La mobilisation citoyenne se poursuit autour du parc de Bonneveine, à Marseille, où 37 arbres supplémentaires sont menacés d’abattage. Plusieurs dizaines de riverains, de représentants associatifs et de militants se sont opposés à cette opération.
La Ville de Marseille justifie sa décision par une expertise réalisée en mars par l’ONF Vegetis. Selon la municipalité, les 37 arbres concernés présenteraient un risque élevé de chute susceptible de mettre en danger les usagers du parc et les riverains.

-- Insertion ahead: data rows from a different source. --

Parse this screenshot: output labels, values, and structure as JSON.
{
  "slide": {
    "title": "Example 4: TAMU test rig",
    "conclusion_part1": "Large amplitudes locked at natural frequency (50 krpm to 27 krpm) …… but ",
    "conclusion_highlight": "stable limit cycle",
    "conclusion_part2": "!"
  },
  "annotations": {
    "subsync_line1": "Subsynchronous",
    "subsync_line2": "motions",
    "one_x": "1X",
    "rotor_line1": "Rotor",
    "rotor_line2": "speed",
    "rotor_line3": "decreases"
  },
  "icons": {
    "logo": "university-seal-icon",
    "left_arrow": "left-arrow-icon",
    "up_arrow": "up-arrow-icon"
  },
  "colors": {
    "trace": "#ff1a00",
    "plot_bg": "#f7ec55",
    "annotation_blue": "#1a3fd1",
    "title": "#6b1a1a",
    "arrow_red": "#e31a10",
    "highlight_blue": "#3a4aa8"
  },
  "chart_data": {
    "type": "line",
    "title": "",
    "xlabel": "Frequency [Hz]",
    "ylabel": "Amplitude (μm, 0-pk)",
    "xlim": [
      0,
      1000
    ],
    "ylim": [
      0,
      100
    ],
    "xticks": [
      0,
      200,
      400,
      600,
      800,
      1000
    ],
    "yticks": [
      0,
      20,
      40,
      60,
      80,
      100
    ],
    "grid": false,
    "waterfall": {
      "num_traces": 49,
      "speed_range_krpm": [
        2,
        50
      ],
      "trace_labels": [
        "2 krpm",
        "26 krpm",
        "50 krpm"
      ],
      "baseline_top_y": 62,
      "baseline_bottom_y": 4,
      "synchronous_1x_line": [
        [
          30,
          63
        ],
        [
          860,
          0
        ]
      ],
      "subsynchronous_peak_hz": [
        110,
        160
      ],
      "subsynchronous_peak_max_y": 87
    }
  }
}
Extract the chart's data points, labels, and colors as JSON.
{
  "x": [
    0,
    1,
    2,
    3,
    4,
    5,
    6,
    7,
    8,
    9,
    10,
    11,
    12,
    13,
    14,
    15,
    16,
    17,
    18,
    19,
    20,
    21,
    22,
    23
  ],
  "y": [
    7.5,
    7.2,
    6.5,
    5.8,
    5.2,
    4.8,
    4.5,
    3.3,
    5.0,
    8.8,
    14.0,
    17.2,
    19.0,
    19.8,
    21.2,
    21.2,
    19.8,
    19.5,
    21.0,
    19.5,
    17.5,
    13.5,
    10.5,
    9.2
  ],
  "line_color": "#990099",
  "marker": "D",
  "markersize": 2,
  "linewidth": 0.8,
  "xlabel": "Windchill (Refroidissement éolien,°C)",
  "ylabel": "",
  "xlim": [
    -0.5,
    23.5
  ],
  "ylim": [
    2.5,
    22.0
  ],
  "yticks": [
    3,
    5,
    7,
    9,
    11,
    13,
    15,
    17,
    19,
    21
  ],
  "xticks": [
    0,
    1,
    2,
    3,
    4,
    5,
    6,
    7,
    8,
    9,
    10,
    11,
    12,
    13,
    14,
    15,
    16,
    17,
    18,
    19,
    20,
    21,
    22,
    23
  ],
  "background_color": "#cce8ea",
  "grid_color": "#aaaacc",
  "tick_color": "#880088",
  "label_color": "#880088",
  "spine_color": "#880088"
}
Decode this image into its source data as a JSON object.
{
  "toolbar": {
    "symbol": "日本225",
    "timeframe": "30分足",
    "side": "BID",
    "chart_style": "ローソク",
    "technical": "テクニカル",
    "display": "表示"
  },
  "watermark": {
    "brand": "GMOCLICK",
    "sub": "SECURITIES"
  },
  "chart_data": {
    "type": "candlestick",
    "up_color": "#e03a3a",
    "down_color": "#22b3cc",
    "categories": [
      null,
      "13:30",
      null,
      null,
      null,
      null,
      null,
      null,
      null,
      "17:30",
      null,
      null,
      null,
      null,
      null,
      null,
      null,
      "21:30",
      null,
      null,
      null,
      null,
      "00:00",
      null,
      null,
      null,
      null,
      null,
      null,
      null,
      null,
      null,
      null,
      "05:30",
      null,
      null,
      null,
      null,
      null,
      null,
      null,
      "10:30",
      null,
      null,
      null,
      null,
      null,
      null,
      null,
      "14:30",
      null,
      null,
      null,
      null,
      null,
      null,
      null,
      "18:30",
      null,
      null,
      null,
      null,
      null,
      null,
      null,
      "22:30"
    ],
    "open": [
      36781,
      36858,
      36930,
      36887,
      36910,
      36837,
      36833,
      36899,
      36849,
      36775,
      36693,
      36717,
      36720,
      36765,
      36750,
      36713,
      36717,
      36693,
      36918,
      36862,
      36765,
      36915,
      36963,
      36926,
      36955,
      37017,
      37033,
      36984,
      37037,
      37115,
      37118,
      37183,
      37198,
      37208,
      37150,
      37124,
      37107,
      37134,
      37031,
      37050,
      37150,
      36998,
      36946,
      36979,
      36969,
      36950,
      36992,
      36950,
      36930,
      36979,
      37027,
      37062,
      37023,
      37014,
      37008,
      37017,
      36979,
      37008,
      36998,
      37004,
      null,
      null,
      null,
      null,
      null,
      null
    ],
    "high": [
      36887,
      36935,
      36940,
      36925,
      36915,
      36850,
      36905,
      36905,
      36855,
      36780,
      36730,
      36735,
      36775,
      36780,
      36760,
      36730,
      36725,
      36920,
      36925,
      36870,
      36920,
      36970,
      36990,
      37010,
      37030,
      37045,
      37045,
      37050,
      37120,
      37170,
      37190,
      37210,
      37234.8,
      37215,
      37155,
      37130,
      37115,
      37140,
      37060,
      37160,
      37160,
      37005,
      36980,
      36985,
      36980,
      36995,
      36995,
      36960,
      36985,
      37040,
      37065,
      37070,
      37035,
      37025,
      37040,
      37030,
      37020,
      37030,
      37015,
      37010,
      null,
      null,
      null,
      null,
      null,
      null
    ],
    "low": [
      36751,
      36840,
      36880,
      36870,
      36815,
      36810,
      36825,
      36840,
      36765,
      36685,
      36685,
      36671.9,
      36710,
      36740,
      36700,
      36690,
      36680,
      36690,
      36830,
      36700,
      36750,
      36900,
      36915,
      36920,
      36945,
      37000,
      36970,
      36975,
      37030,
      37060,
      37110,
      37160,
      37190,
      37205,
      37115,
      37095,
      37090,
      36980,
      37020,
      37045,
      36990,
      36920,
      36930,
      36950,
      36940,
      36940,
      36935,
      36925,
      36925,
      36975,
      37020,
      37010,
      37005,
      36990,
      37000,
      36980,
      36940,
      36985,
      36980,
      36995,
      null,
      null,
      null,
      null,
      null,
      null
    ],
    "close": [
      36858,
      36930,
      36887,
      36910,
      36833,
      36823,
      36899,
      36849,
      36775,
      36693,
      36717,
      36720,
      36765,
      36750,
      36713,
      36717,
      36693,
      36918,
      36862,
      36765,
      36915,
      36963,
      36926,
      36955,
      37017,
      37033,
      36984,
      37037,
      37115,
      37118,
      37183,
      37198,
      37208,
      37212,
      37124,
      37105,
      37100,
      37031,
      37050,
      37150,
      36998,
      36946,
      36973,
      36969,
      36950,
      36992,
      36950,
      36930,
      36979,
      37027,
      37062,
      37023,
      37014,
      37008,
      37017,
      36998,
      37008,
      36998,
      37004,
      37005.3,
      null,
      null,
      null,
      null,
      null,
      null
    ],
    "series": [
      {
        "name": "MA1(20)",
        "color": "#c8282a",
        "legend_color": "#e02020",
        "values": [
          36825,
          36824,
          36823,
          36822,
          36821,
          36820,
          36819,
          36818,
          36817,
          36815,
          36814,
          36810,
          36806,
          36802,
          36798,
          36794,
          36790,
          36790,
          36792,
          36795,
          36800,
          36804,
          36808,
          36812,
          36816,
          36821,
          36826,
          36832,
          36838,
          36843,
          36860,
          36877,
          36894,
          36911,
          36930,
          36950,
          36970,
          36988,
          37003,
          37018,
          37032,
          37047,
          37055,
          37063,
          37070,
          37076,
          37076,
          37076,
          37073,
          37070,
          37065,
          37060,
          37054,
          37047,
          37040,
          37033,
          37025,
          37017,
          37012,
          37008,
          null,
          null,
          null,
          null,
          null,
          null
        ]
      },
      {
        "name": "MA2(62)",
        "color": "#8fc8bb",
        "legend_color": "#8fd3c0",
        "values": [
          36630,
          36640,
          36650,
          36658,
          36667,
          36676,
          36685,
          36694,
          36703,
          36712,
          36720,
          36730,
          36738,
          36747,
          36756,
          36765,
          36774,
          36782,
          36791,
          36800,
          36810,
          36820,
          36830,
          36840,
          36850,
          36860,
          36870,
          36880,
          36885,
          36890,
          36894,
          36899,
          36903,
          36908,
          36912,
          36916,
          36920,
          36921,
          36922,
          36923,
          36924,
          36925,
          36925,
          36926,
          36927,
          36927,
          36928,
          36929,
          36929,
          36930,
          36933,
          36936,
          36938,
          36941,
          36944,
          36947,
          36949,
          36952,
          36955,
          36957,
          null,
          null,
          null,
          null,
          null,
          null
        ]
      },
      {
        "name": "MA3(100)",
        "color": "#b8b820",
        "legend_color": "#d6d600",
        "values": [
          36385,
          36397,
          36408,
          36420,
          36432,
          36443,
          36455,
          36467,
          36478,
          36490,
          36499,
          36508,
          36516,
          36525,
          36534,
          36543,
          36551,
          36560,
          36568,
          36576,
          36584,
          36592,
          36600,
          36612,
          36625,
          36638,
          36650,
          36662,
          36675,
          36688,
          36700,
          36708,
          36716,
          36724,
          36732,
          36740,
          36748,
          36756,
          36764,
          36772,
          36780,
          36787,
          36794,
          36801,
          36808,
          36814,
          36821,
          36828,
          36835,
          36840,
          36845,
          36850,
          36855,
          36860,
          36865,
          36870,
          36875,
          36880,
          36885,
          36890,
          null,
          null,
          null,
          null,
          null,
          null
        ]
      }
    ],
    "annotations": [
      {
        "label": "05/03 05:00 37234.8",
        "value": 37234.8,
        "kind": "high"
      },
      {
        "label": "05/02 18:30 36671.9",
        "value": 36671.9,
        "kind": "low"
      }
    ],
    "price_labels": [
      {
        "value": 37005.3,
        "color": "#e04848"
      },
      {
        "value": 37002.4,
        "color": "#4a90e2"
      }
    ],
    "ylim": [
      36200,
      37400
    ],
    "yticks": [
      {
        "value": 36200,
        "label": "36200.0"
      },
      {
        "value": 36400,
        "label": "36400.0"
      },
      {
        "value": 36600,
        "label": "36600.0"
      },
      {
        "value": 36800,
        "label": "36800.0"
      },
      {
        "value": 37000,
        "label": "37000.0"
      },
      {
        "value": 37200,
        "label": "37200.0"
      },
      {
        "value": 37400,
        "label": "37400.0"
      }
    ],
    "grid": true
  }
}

Pour accompagner l’opération, la Ville annonce la plantation de 210 nouveaux arbres, d’une hauteur comprise entre trois et quatre mètres. Cette promesse ne convainc pas les opposants, qui contestent la nécessité de l’abattage et dénoncent la méthode employée.
Un engagement de concertation contesté
Le collectif de riverains affirme qu’une réunion organisée le 10 août en mairie centrale avait débouché sur plusieurs engagements. La municipalité devait notamment transmettre l’ensemble des tests de l’ONF, communiquer la liste et la localisation des arbres concernés, puis laisser un délai de quinze jours avant toute décision définitive.
Après l’abattage de 14 arbres déjà réalisé, l’annonce de cette nouvelle opération a été vécue comme une trahison par les riverains. Ceux-ci estiment que la Ville n’a pas respecté le calendrier de discussion annoncé et demandent l’accès aux documents ayant fondé la décision.
Président de FNE13, Richard Hardouin apporte son soutien à la mobilisation et dénonce de la part de la Ville une « incompétence, un défaut de transparence et un parjure ». Ces accusations traduisent, selon l’association, une rupture entre les engagements pris devant les habitants et la décision finalement mise en œuvre.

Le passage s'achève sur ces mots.